No other European government - least of all ours - has spent money on this scale to display what this museum rightly calls "masterpieces" of premodern global art. And what is so great about the British Museum's approach anyway? I find the Wellcome Trust Gallery, where artefacts from all over the world illustrate topics such as "respecting animals" and "coping with death", truly annoying: objects are not treated as works of art, but as part of social life. Which they are of course, but the elusive relationship of art to society is patronisingly simplified. Some of us go to the doctor, some to the shaman - it's all supposed to be perfectly logical. This rationalist social worker's anthropology is woefully inadequate in looking at works of art from any culture.
The Musée du Quai Branly takes the opposite approach. It doesn't explain much at all, but shows art - which it simply and rightly declares to be art - in dramatic, spectacular vistas, intimate close-ups, poetic juxtapositions. It's one of the most seductive museum displays I've ever seen. Its aim is to excite people about this art, to free it from dusty cases in neglected corners of museums, and make you want to see more. It is a triumph, all the braver for defying cliches of post colonial cultural studies.
The funniest thing is critics' belief that a French museum would be intellectually naive. This from the French, the inventors of structuralism? Quai Branly has American masks that come from the collection of Claude Lévi-Strauss, the founder of structural anthropology; far from being unthinking, its flowing display surely reflects his writing on art. In a famous essay, Split Representation in the Art of Asia and America, Lévi-Strauss identifies formal similarities between art unconnected in time or space; it is one of the steps on the road to his theory of a universal structure of human thought.
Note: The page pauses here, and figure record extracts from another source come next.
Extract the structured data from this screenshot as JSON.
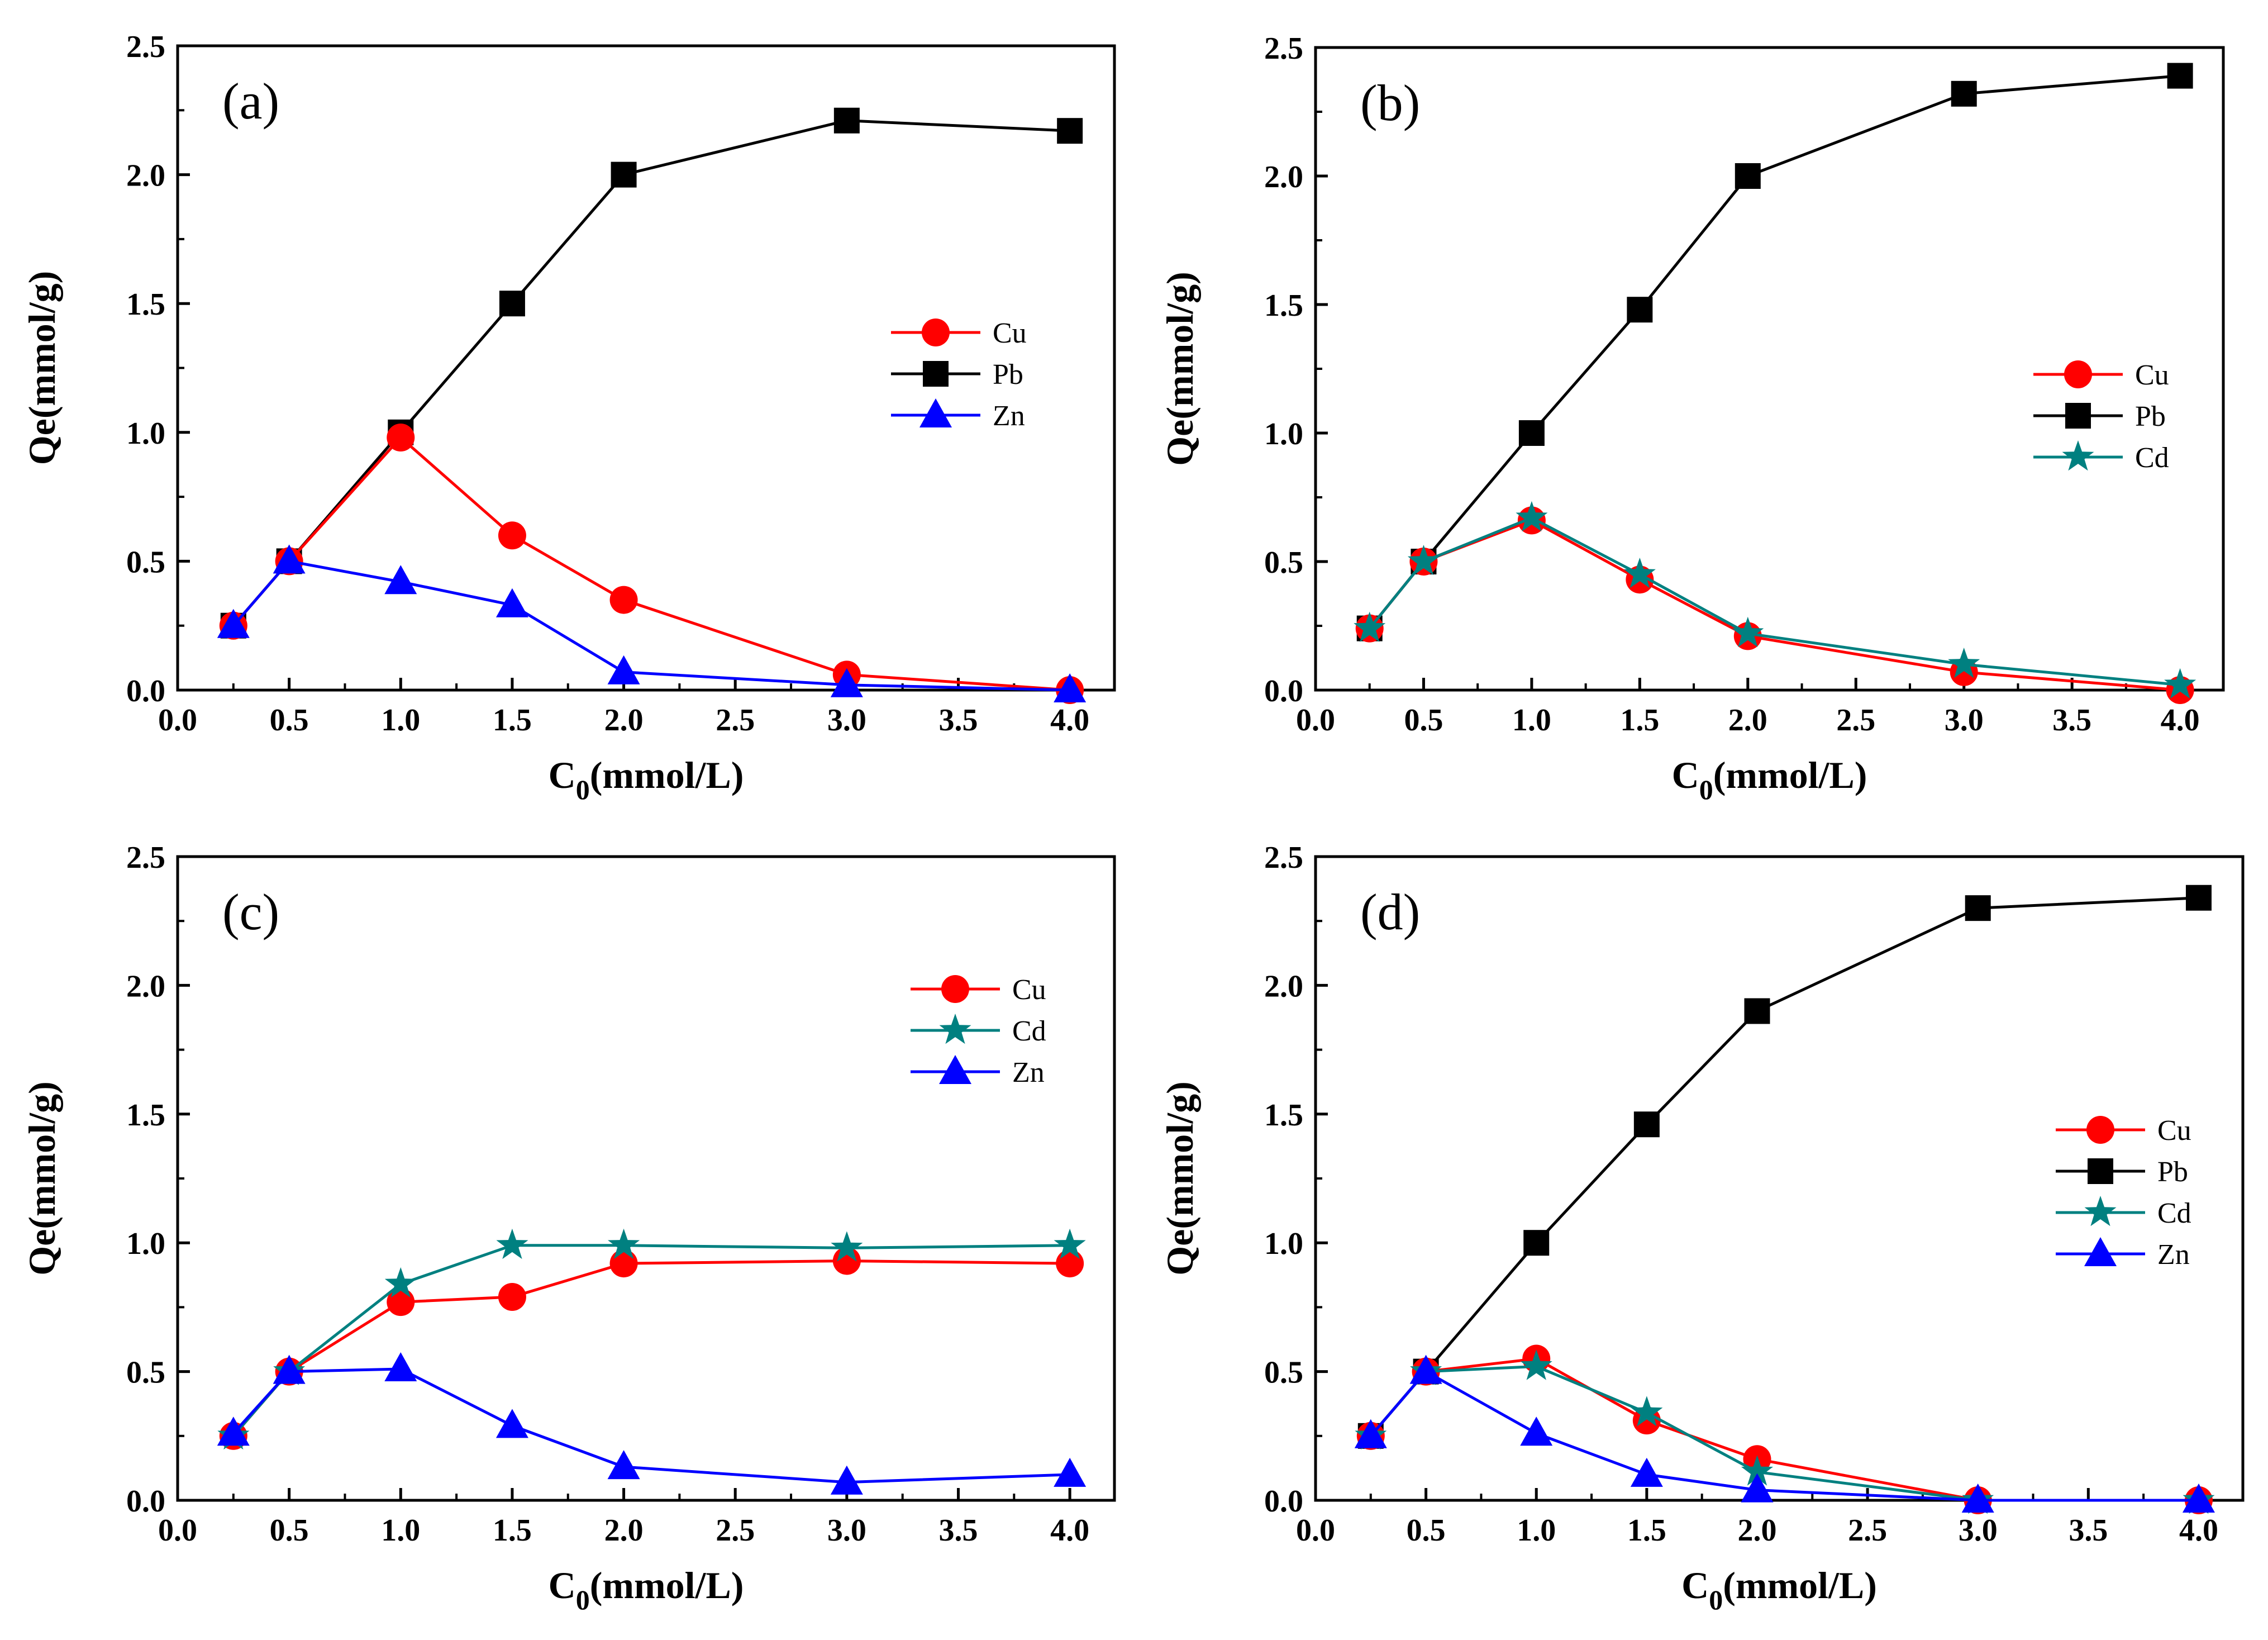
{
  "colors": {
    "Cu": "#ff0000",
    "Pb": "#000000",
    "Zn": "#0000ff",
    "Cd": "#008080"
  },
  "chart_data": [
    {
      "type": "line",
      "panel": "(a)",
      "xlabel": "C0(mmol/L)",
      "xlabel_main": "C",
      "xlabel_sub": "0",
      "xlabel_rest": "(mmol/L)",
      "ylabel": "Qe(mmol/g)",
      "xlim": [
        0.0,
        4.2
      ],
      "ylim": [
        0.0,
        2.5
      ],
      "xticks": [
        "0.0",
        "0.5",
        "1.0",
        "1.5",
        "2.0",
        "2.5",
        "3.0",
        "3.5",
        "4.0"
      ],
      "yticks": [
        "0.0",
        "0.5",
        "1.0",
        "1.5",
        "2.0",
        "2.5"
      ],
      "legend_position": "right",
      "x": [
        0.25,
        0.5,
        1.0,
        1.5,
        2.0,
        3.0,
        4.0
      ],
      "series": [
        {
          "name": "Cu",
          "marker": "circle",
          "values": [
            0.25,
            0.5,
            0.98,
            0.6,
            0.35,
            0.06,
            0.0
          ]
        },
        {
          "name": "Pb",
          "marker": "square",
          "values": [
            0.25,
            0.5,
            1.0,
            1.5,
            2.0,
            2.21,
            2.17
          ]
        },
        {
          "name": "Zn",
          "marker": "triangle",
          "values": [
            0.25,
            0.5,
            0.42,
            0.33,
            0.07,
            0.02,
            0.0
          ]
        }
      ]
    },
    {
      "type": "line",
      "panel": "(b)",
      "xlabel": "C0(mmol/L)",
      "xlabel_main": "C",
      "xlabel_sub": "0",
      "xlabel_rest": "(mmol/L)",
      "ylabel": "Qe(mmol/g)",
      "xlim": [
        0.0,
        4.2
      ],
      "ylim": [
        0.0,
        2.5
      ],
      "xticks": [
        "0.0",
        "0.5",
        "1.0",
        "1.5",
        "2.0",
        "2.5",
        "3.0",
        "3.5",
        "4.0"
      ],
      "yticks": [
        "0.0",
        "0.5",
        "1.0",
        "1.5",
        "2.0",
        "2.5"
      ],
      "legend_position": "right",
      "x": [
        0.25,
        0.5,
        1.0,
        1.5,
        2.0,
        3.0,
        4.0
      ],
      "series": [
        {
          "name": "Cu",
          "marker": "circle",
          "values": [
            0.24,
            0.5,
            0.66,
            0.43,
            0.21,
            0.07,
            0.0
          ]
        },
        {
          "name": "Pb",
          "marker": "square",
          "values": [
            0.24,
            0.5,
            1.0,
            1.48,
            2.0,
            2.32,
            2.39
          ]
        },
        {
          "name": "Cd",
          "marker": "star",
          "values": [
            0.24,
            0.5,
            0.67,
            0.45,
            0.22,
            0.1,
            0.02
          ]
        }
      ]
    },
    {
      "type": "line",
      "panel": "(c)",
      "xlabel": "C0(mmol/L)",
      "xlabel_main": "C",
      "xlabel_sub": "0",
      "xlabel_rest": "(mmol/L)",
      "ylabel": "Qe(mmol/g)",
      "xlim": [
        0.0,
        4.2
      ],
      "ylim": [
        0.0,
        2.5
      ],
      "xticks": [
        "0.0",
        "0.5",
        "1.0",
        "1.5",
        "2.0",
        "2.5",
        "3.0",
        "3.5",
        "4.0"
      ],
      "yticks": [
        "0.0",
        "0.5",
        "1.0",
        "1.5",
        "2.0",
        "2.5"
      ],
      "legend_position": "right",
      "x": [
        0.25,
        0.5,
        1.0,
        1.5,
        2.0,
        3.0,
        4.0
      ],
      "series": [
        {
          "name": "Cu",
          "marker": "circle",
          "values": [
            0.25,
            0.5,
            0.77,
            0.79,
            0.92,
            0.93,
            0.92
          ]
        },
        {
          "name": "Cd",
          "marker": "star",
          "values": [
            0.25,
            0.5,
            0.84,
            0.99,
            0.99,
            0.98,
            0.99
          ]
        },
        {
          "name": "Zn",
          "marker": "triangle",
          "values": [
            0.26,
            0.5,
            0.51,
            0.29,
            0.13,
            0.07,
            0.1
          ]
        }
      ]
    },
    {
      "type": "line",
      "panel": "(d)",
      "xlabel": "C0(mmol/L)",
      "xlabel_main": "C",
      "xlabel_sub": "0",
      "xlabel_rest": "(mmol/L)",
      "ylabel": "Qe(mmol/g)",
      "xlim": [
        0.0,
        4.2
      ],
      "ylim": [
        0.0,
        2.5
      ],
      "xticks": [
        "0.0",
        "0.5",
        "1.0",
        "1.5",
        "2.0",
        "2.5",
        "3.0",
        "3.5",
        "4.0"
      ],
      "yticks": [
        "0.0",
        "0.5",
        "1.0",
        "1.5",
        "2.0",
        "2.5"
      ],
      "legend_position": "right",
      "x": [
        0.25,
        0.5,
        1.0,
        1.5,
        2.0,
        3.0,
        4.0
      ],
      "series": [
        {
          "name": "Cu",
          "marker": "circle",
          "values": [
            0.25,
            0.5,
            0.55,
            0.31,
            0.16,
            0.0,
            0.0
          ]
        },
        {
          "name": "Pb",
          "marker": "square",
          "values": [
            0.25,
            0.5,
            1.0,
            1.46,
            1.9,
            2.3,
            2.34
          ]
        },
        {
          "name": "Cd",
          "marker": "star",
          "values": [
            0.25,
            0.5,
            0.52,
            0.34,
            0.11,
            0.0,
            0.0
          ]
        },
        {
          "name": "Zn",
          "marker": "triangle",
          "values": [
            0.25,
            0.5,
            0.26,
            0.1,
            0.04,
            0.0,
            0.0
          ]
        }
      ]
    }
  ]
}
The way this museum invites comparison between cultures - why are masks universal? - resembles the big questions asked by Lévi-Strauss, yet its belief in the mystery of art goes back further.
In the exhibition D'un Regard l'Autre you can see how the Parisian avant-garde fell in love with "the primitive" 100 years ago. Here is a mask made by the Fang people in west-central Africa that was owned by the artist André Derain, who showed it to Matisse and Picasso; according to Derain it was the first time either of them "got" African art. The similarity between the great almond-shaped mask and the masked women in Picasso's Les Demoiselles d'Avignon is unmissable. Also here is a New Hebridean figure that Matisse gave to Picasso.
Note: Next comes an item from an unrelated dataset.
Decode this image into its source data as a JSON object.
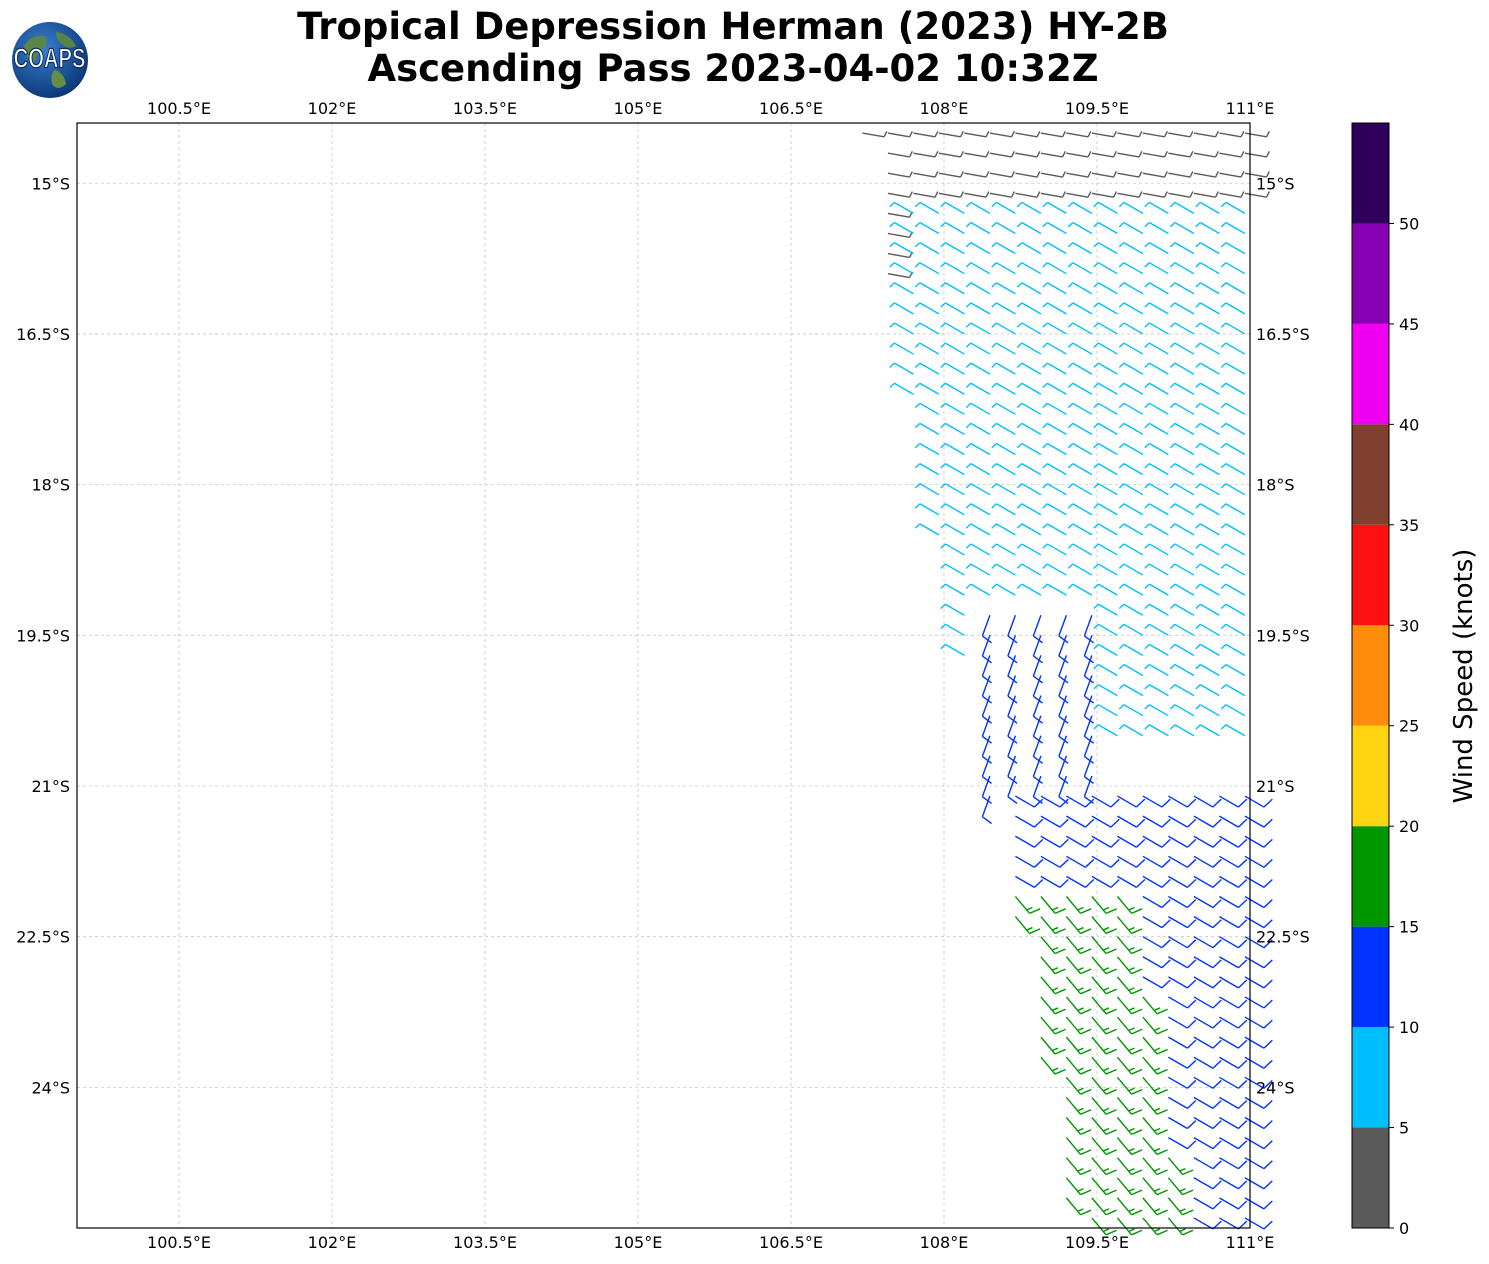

The exhibition takes us back further still. It shows how Europeans collected artefacts from Africa and the Americas, even in the Renaissance. Cabinets of curiosities - those Renaissance ancestors of museums - were full of exotic objects to wonder at; you could argue the Musée du Branly returns to this spirit of amazement.
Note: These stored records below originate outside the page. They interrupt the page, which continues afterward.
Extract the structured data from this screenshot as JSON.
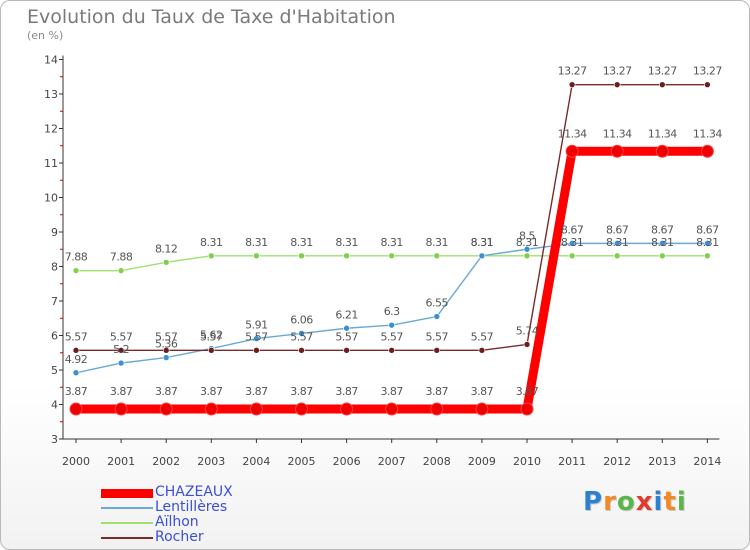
{
  "title": "Evolution du Taux de Taxe d'Habitation",
  "unit": "(en %)",
  "logo": {
    "text": "Proxiti",
    "letters": [
      {
        "char": "P",
        "color": "#2e7fcf"
      },
      {
        "char": "r",
        "color": "#f08a24"
      },
      {
        "char": "o",
        "color": "#5ab54b"
      },
      {
        "char": "x",
        "color": "#e23b2e"
      },
      {
        "char": "i",
        "color": "#2e7fcf"
      },
      {
        "char": "t",
        "color": "#f08a24"
      },
      {
        "char": "i",
        "color": "#5ab54b"
      }
    ]
  },
  "chart_data": {
    "type": "line",
    "title": "Evolution du Taux de Taxe d'Habitation",
    "ylabel": "(en %)",
    "xlabel": "",
    "ylim": [
      3,
      14
    ],
    "yticks": [
      3,
      4,
      5,
      6,
      7,
      8,
      9,
      10,
      11,
      12,
      13,
      14
    ],
    "x": [
      "2000",
      "2001",
      "2002",
      "2003",
      "2004",
      "2005",
      "2006",
      "2007",
      "2008",
      "2009",
      "2010",
      "2011",
      "2012",
      "2013",
      "2014"
    ],
    "grid": false,
    "legend_position": "bottom-left",
    "series": [
      {
        "name": "CHAZEAUX",
        "color": "#ff0000",
        "marker_color": "#ee0000",
        "values": [
          3.87,
          3.87,
          3.87,
          3.87,
          3.87,
          3.87,
          3.87,
          3.87,
          3.87,
          3.87,
          3.87,
          11.34,
          11.34,
          11.34,
          11.34
        ],
        "labels": [
          "3.87",
          "3.87",
          "3.87",
          "3.87",
          "3.87",
          "3.87",
          "3.87",
          "3.87",
          "3.87",
          "3.87",
          "3.87",
          "11.34",
          "11.34",
          "11.34",
          "11.34"
        ]
      },
      {
        "name": "Lentillères",
        "color": "#6aa9d6",
        "marker_color": "#3b8fd2",
        "values": [
          4.92,
          5.2,
          5.36,
          5.62,
          5.91,
          6.06,
          6.21,
          6.3,
          6.55,
          8.31,
          8.5,
          8.67,
          8.67,
          8.67,
          8.67
        ],
        "labels": [
          "4.92",
          "5.2",
          "5.36",
          "5.62",
          "5.91",
          "6.06",
          "6.21",
          "6.3",
          "6.55",
          "8.31",
          "8.5",
          "8.67",
          "8.67",
          "8.67",
          "8.67"
        ]
      },
      {
        "name": "Aïlhon",
        "color": "#9fe070",
        "marker_color": "#7fd04a",
        "values": [
          7.88,
          7.88,
          8.12,
          8.31,
          8.31,
          8.31,
          8.31,
          8.31,
          8.31,
          8.31,
          8.31,
          8.31,
          8.31,
          8.31,
          8.31
        ],
        "labels": [
          "7.88",
          "7.88",
          "8.12",
          "8.31",
          "8.31",
          "8.31",
          "8.31",
          "8.31",
          "8.31",
          "8.31",
          "8.31",
          "8.31",
          "8.31",
          "8.31",
          "8.31"
        ]
      },
      {
        "name": "Rocher",
        "color": "#7a2a2a",
        "marker_color": "#6b1e1e",
        "values": [
          5.57,
          5.57,
          5.57,
          5.57,
          5.57,
          5.57,
          5.57,
          5.57,
          5.57,
          5.57,
          5.74,
          13.27,
          13.27,
          13.27,
          13.27
        ],
        "labels": [
          "5.57",
          "5.57",
          "5.57",
          "5.57",
          "5.57",
          "5.57",
          "5.57",
          "5.57",
          "5.57",
          "5.57",
          "5.74",
          "13.27",
          "13.27",
          "13.27",
          "13.27"
        ]
      }
    ]
  }
}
Back in London, I am looking at A'a, a wooden image of the creator from the island Rurutu. There's a photograph nearby of Picasso next to his bronze cast of this work in the British Museum collection, yet here it's hard to recapture the excitement Europeans once felt for such art. There seems to be a choice, in displaying global art, between cautious introspection and full-throttle spectacle. The British Museum is too diplomatic and, as a result, Power and Taboo is scarcely one of the hot exhibitions in London. A reasonable number of people stroll about. In Paris, they're going mad for the art of elsewhere. And if they're not using the correct language, who cares?